Qua, 02/11/2016 - 09:54
Pregar no deserto foi sorte que acompanhou profetas, nesta nossa civilização, longos milénios hesitante entre semear a solidariedade ou, pelo contrário, manter a selva predatória, sempre com renovadas ameaças, a ressurgir do sangue derramado na disputa de míseras migalhas do tempo.
Dificilmente haverá espectáculo mais penoso do que presenciar dois miseráveis a esgadanharem-se por uma côdea bolorenta, que pode matar quem lhe ferrar os dentes.
Visionários, alguns profetas foram desprezados, objecto de chacotas seculares, até que os tempos lhes deram razão.

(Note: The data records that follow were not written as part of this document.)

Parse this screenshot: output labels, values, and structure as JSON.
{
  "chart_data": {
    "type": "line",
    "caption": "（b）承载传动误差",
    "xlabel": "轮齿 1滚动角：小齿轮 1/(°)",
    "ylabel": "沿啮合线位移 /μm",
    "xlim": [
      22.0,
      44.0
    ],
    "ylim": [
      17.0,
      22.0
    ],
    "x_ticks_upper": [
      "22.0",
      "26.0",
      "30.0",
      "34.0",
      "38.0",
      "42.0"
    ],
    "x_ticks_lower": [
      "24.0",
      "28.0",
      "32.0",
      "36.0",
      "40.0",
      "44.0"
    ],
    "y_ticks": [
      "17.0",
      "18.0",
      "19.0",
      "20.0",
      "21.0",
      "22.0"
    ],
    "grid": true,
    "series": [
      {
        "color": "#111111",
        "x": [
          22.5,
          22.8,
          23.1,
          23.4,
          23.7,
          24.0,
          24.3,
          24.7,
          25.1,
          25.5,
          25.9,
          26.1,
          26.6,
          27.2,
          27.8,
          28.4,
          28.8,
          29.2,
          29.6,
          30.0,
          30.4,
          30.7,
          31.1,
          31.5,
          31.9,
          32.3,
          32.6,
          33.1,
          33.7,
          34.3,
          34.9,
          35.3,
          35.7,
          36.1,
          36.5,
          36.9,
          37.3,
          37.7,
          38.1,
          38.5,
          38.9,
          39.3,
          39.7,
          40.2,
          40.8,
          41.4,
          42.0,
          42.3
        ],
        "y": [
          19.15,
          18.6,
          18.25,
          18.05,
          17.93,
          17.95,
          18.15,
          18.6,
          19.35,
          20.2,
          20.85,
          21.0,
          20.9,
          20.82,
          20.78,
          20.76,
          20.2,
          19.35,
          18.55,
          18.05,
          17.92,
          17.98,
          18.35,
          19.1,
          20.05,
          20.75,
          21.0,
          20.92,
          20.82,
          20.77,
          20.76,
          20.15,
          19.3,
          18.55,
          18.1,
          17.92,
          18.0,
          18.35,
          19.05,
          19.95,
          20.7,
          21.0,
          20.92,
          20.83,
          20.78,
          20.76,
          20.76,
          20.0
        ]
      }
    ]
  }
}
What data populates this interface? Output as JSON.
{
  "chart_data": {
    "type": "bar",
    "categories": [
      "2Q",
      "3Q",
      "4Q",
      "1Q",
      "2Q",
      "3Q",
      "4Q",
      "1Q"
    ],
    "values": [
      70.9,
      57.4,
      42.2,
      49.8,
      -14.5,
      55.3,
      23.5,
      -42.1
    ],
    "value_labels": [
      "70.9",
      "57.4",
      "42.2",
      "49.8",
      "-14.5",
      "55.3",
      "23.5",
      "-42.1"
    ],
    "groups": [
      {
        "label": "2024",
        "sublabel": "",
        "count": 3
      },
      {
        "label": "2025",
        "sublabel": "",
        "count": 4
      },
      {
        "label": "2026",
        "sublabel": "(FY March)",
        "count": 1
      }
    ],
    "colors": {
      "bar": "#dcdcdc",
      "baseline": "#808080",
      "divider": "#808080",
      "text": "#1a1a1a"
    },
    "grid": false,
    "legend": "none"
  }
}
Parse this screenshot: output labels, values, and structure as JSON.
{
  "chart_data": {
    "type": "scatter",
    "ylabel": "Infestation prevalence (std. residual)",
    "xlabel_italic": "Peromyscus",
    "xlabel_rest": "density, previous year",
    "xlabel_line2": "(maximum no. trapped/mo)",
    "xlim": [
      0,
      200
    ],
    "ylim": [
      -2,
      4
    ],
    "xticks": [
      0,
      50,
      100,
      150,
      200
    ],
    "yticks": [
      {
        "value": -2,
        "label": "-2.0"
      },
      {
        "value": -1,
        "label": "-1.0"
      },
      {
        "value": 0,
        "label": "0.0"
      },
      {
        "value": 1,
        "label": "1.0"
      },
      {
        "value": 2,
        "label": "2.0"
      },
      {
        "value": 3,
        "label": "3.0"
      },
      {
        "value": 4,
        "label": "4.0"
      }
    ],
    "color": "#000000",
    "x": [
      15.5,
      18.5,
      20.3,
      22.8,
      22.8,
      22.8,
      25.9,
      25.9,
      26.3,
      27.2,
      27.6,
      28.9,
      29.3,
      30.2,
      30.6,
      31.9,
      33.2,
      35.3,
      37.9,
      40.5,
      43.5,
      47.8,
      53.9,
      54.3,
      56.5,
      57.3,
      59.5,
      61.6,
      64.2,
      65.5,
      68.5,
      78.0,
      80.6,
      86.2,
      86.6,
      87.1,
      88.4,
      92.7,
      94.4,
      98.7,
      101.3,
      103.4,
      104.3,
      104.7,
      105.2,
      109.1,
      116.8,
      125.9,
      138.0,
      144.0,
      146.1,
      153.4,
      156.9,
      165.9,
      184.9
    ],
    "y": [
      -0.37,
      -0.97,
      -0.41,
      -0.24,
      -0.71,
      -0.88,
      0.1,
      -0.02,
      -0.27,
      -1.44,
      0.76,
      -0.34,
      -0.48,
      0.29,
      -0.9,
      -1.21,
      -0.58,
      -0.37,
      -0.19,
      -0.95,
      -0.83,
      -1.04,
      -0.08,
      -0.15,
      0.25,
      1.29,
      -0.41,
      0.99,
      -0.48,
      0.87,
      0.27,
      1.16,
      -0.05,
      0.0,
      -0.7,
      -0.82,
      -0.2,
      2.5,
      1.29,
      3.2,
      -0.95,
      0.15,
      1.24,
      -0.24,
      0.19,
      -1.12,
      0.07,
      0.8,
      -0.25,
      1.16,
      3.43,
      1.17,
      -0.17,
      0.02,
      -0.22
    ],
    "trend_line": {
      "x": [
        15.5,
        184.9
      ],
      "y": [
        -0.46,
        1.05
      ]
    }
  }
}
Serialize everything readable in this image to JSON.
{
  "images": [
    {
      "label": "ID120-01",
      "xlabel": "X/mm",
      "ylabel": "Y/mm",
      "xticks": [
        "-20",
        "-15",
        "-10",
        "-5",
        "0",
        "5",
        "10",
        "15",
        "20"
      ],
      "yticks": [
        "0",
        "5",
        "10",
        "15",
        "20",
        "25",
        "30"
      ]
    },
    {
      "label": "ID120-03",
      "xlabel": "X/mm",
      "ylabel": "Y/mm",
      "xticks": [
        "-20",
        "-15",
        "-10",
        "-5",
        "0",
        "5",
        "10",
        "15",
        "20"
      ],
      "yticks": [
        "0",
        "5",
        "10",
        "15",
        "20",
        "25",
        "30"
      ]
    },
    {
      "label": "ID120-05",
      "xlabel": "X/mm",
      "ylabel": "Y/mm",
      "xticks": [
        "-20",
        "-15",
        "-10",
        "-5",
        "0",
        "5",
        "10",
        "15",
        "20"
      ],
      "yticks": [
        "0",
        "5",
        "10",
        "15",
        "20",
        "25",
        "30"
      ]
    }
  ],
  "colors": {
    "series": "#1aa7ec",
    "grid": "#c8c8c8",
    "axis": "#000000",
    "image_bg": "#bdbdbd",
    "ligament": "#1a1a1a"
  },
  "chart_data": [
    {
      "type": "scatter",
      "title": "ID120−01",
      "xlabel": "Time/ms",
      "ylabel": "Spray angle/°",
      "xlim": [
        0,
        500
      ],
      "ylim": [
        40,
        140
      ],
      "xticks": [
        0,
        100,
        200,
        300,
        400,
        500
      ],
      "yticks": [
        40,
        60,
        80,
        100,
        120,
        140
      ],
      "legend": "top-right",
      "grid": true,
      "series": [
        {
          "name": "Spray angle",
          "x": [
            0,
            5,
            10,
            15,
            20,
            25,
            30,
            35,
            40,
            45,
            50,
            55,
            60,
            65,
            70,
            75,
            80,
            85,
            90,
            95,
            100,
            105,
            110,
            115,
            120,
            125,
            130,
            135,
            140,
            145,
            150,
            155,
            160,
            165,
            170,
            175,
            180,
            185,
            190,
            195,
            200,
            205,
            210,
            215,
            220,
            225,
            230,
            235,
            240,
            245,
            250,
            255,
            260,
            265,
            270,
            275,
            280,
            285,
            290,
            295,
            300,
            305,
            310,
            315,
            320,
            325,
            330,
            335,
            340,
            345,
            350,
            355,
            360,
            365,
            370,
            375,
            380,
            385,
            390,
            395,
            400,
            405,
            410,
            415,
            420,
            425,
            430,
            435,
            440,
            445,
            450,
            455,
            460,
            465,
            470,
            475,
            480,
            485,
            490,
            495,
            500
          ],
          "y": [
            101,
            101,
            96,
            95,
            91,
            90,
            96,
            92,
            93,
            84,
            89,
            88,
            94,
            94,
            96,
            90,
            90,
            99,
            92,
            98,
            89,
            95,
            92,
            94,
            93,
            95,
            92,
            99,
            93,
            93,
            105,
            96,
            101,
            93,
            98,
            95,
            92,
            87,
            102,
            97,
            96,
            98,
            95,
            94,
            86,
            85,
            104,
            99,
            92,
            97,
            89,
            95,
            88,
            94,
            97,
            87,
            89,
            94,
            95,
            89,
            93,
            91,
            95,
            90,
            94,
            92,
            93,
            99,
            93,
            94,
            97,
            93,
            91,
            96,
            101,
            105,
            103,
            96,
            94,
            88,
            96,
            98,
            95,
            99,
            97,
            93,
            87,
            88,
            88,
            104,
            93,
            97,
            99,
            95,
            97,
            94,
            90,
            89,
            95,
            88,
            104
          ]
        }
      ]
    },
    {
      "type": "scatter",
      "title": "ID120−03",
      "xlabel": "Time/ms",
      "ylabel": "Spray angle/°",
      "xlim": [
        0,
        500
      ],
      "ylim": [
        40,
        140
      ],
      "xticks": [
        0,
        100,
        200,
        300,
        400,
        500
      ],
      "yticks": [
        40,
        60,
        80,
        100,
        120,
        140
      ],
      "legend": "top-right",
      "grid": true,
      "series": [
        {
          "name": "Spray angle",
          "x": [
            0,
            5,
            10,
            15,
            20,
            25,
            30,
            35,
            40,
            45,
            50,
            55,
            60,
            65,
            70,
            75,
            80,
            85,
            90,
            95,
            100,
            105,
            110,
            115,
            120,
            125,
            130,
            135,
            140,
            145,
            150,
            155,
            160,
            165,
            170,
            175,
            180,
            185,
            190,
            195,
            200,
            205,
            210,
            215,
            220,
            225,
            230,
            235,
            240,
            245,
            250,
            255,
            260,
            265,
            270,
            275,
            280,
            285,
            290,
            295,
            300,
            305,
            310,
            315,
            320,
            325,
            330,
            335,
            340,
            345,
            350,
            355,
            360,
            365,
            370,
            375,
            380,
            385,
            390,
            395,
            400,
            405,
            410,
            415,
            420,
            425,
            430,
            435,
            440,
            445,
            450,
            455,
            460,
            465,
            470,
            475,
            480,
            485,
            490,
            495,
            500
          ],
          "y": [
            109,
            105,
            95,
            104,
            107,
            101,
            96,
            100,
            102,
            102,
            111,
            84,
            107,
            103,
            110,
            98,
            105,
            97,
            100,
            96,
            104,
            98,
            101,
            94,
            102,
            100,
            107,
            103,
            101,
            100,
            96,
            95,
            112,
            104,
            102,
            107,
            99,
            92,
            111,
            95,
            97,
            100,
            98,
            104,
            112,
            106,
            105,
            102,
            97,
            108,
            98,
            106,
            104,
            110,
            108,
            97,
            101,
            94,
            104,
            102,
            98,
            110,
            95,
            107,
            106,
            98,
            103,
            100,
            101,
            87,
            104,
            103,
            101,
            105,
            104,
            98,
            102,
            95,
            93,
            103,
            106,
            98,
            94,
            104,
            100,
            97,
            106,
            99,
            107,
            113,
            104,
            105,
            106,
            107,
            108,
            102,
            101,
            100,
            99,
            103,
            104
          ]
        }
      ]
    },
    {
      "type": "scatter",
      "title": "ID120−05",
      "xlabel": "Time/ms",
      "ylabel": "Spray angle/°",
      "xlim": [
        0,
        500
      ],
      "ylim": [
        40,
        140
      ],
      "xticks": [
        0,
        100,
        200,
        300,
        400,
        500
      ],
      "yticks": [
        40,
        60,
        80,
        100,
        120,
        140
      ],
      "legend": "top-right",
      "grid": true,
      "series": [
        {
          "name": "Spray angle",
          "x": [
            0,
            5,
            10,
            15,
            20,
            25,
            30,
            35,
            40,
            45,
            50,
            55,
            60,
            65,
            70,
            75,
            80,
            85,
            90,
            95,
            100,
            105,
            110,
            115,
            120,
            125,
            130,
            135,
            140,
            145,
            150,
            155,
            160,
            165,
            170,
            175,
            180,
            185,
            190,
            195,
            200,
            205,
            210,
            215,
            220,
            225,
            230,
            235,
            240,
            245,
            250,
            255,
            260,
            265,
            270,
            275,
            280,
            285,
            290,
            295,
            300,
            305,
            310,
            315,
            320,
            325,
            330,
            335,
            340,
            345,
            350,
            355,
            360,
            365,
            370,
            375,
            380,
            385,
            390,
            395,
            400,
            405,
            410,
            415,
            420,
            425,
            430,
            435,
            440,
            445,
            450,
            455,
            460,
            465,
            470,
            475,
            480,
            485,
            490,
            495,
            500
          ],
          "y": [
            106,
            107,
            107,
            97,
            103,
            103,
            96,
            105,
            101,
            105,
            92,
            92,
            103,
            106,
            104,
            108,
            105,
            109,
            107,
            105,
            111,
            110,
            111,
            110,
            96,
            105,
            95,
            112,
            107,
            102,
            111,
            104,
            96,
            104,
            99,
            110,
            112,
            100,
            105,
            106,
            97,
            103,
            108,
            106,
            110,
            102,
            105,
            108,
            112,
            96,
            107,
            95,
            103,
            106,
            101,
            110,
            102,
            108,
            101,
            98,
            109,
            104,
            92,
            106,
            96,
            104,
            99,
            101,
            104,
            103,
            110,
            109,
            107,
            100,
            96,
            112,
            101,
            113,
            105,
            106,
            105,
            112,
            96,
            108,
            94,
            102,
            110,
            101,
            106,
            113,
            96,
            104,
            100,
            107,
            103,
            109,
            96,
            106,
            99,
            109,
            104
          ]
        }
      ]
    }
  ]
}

Mas, então, já nada havia que pudesse aconchegar arrependimentos, condenando comunidades, povos e nações ao verdadeiro nada.
Na tradição democrática europeia, os órgãos de comunicação social, sem presunção de profetizar, partilham a responsabilidade cívica de contribuir para trazer à praça pública as grandes questões que se colocam no exercício da cidadania. Por isso, o jornalismo nacional nos legou contributos de reflexão e propostas ponderosas de condução dos destinos nacionais e regionais, ao longo de décadas, mesmo quando poderes anti democráticos se instalaram sobre a generalizada demissão dos portugueses.
No entanto, tais contributos raramente foram tidos em conta pelos responsáveis políticos, muitas vezes com consequências nefastas para gerações sucessivas.
A lucidez e a serenidade também não têm encontrado terreno fértil entre os protagonistas da região, apesar de repetidos apelos para a identificação de opções comuns, de objectivos profícuos para todos os concelhos, em vez de insanas divisões.
Continuamos a ver aprofundar clivagens, a propósito de actividades fundamentais para a economia regional. Não podemos, assim, disfarçar o espanto por sentirmos que não há forma de que se aprenda a lição.
Nos últimos quinze dias realizaram-se dois certames relacionados com a castanha, o produto mais notável da Terra Fria transmontana. Depois de grande festa em Vinhais, o presidente do município de Bragança veio proclamar que o seu concelho reivindica tornar-se a capital da castanha, o que foi entendido como o retomar de uma guerra sem sentido, depois do que aconteceu com a instalação de dois matadouros, que mutuamente se inviabilizam e de escaramuças a pretexto dos recordes do Guiness, o maior assador do mundo versus o maior pote do universo.
O certame de Bragança, designado Norcaça, Norpesca & Norcastanha, já é, também ele, o resultado de outras guerras fratricidas, que condenaram à morte uma feira regional de caça, depois do município de Macedo de Cavaleiros ter marchado, entusiasticamente, contra os encontros venatórios em Bragança, pulverizando iniciativas no tempo e no espaço, com resultados que as reduziram à quase insignificância.
Apesar de ouvidos moucos, as palavras não são necessariamente loucas. A região está num estado de debilidade que não permite, se quisermos sobreviver, alimentar disputas. Não há mais tempo para feiras de vaidades. Encontrem formas de cooperar para que todos os nordestinos possam conhecer dias de serenidade, mesmo de esperança, em vez de nos empurrarem alegremente para as novas arenas, onde se celebra o silenciamento dos inocentes.